Question

A pendulum is made from a massless rod of length $L$ and bob of mass $m$. A spring of force constant $k$ is connected horizontally to it at a distance $h$ below its point of suspension as shown. The rod is in equilibrium in vertical position.
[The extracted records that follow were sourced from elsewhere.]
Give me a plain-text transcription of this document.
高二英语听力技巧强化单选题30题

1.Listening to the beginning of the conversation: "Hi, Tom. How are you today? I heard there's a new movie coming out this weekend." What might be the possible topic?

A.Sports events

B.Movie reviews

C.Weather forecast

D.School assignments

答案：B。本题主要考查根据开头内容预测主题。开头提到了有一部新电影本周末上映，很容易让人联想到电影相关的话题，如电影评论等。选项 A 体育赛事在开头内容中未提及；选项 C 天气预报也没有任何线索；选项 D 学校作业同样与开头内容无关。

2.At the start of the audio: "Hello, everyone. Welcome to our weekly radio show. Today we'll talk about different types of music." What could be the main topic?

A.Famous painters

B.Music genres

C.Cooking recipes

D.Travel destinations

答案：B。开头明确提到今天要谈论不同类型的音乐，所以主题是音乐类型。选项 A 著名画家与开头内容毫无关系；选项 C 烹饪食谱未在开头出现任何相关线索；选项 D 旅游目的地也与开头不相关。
The frequency of vibration of the system for small values of $\theta$ is :

• A. $\frac{1}{2\pi L}\sqrt{gL+\frac{kh}{m}}$
• B. $\frac{1}{2\pi L}\sqrt{\frac{mgL+k}{m}}$
• C. $2\pi \sqrt{\frac{m{L}^2}{mgL+kh}}$
• D. $\frac{1}{2\pi L}\sqrt{gL+\left(\frac{k{h}^2}{m}\right)}$

Answer 1

The correct option is D $\frac{1}{2\pi L}\sqrt{gL+\left(\frac{k{h}^2}{m}\right)}$

The extension developed in the string due to small values of '$\theta$' is :

$x=htan\theta \cong h\theta$

torque about 'O' :

${\tau }_0=\left(mgsin\theta \right)L+\left(kx\right)h$

or, ${\tau }_0\cong mg\theta L+k{h}^2\theta =(mgL+k{h}^2)\theta \dots \left(1\right)$

Also,

${\tau }_0=I_0\alpha =m{L}^2\alpha \dots \left(2\right)$

From (1) and (2) :

$m{L}^2\alpha =(mgL+k{h}^2)\theta$

or $\alpha =\frac{1}{L^2}(gL+\frac{k{h}^2}{m})$

Now $T=2\pi \sqrt{\frac{\theta }{\alpha }}=2\pi \sqrt{\frac{\theta }{\frac{1}{L^2}(gL+\frac{k{h}^2}{m})\theta }}$
Frequency

$\Rightarrow f=\frac{1}{T}=\frac{1}{2\pi L}\sqrt{gL+\left(\frac{k{h}^2}{m}\right)}$

Hence (d)